Barbara Diehl is Executive Director at the Innovation Academy, University College Dublin. Barbara’s extensive experience in entrepreneurship and innovation is based on over 10 years of working in various knowledge transfer settings, seven of which alone in the field of entrepreneurship and venture creation at the University of Oxford’s Entrepreneurship Centre (2008-2015).

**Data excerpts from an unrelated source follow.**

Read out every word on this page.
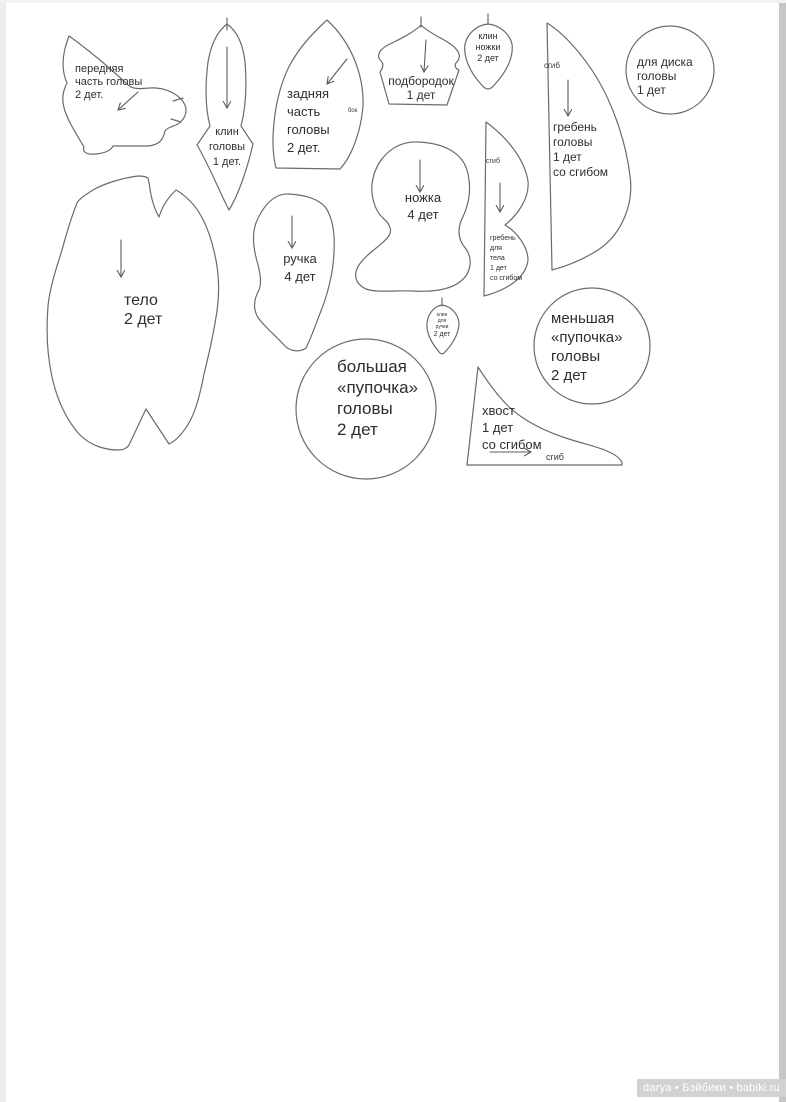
передняя
часть головы
2 дет.
клин
головы
1 дет.
задняя
часть
головы
2 дет.
бок
подбородок
1 дет
клин
ножки
2 дет
сгиб
гребень
головы
1 дет
со сгибом
для диска
головы
1 дет
ножка
4 дет
сгиб
гребень
для
тела
1 дет
со сгибом
ручка
4 дет
тело
2 дет	клин
для
ручки
2 дет
большая
«пупочка»
головы
2 дет
меньшая
«пупочка»
головы
2 дет
хвост
1 дет
со сгибом
сгиб
darya • Бэйбики • babiki.ru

Barbara has worked at all three cornerstones of the innovation triangle, policy, academia and business, through which she has accumulated expertise in all aspects related to getting early-stage technologies through to market. Within the higher education setting her particular interests revolve around entrepreneurial education and its impact as well as international trends in entrepreneurship and early-stage venture investment. In her professional capacity, Barbara teaches classes on 'Entrepreneurial Thinking' and routinely helps student teams refine their business plans and investment pitches. She is also very experienced in evaluating early-stage venture creation ideas and has served on the investment committees of various seed funds. She is regularly called upon as mentor on a variety of national and international entrepreneurship training programmes, such as the 'Leaders in Innovation'Fellowship programme by the Royal Academy of Engineering, UK.

Barbara was educated at the universities of Heidelberg and Johns Hopkins where she was a Fulbright scholar and holds a Masters degree in Economic and Social History from the University of Oxford where she was a Wellcome Trust Scholar. Prior positions include working for the Stifterverband für die Deutsche Wissenschaft, a science & innovation policy related think-tank in Berlin. From 2004-2006 she managed ESOF2006 in Munich, Europe’s biggest “Science in Society” Forum, which attracted over 50,000 attendees to its outreach programme.

Presentation Title: Business idea validation: What is the problem to be solved?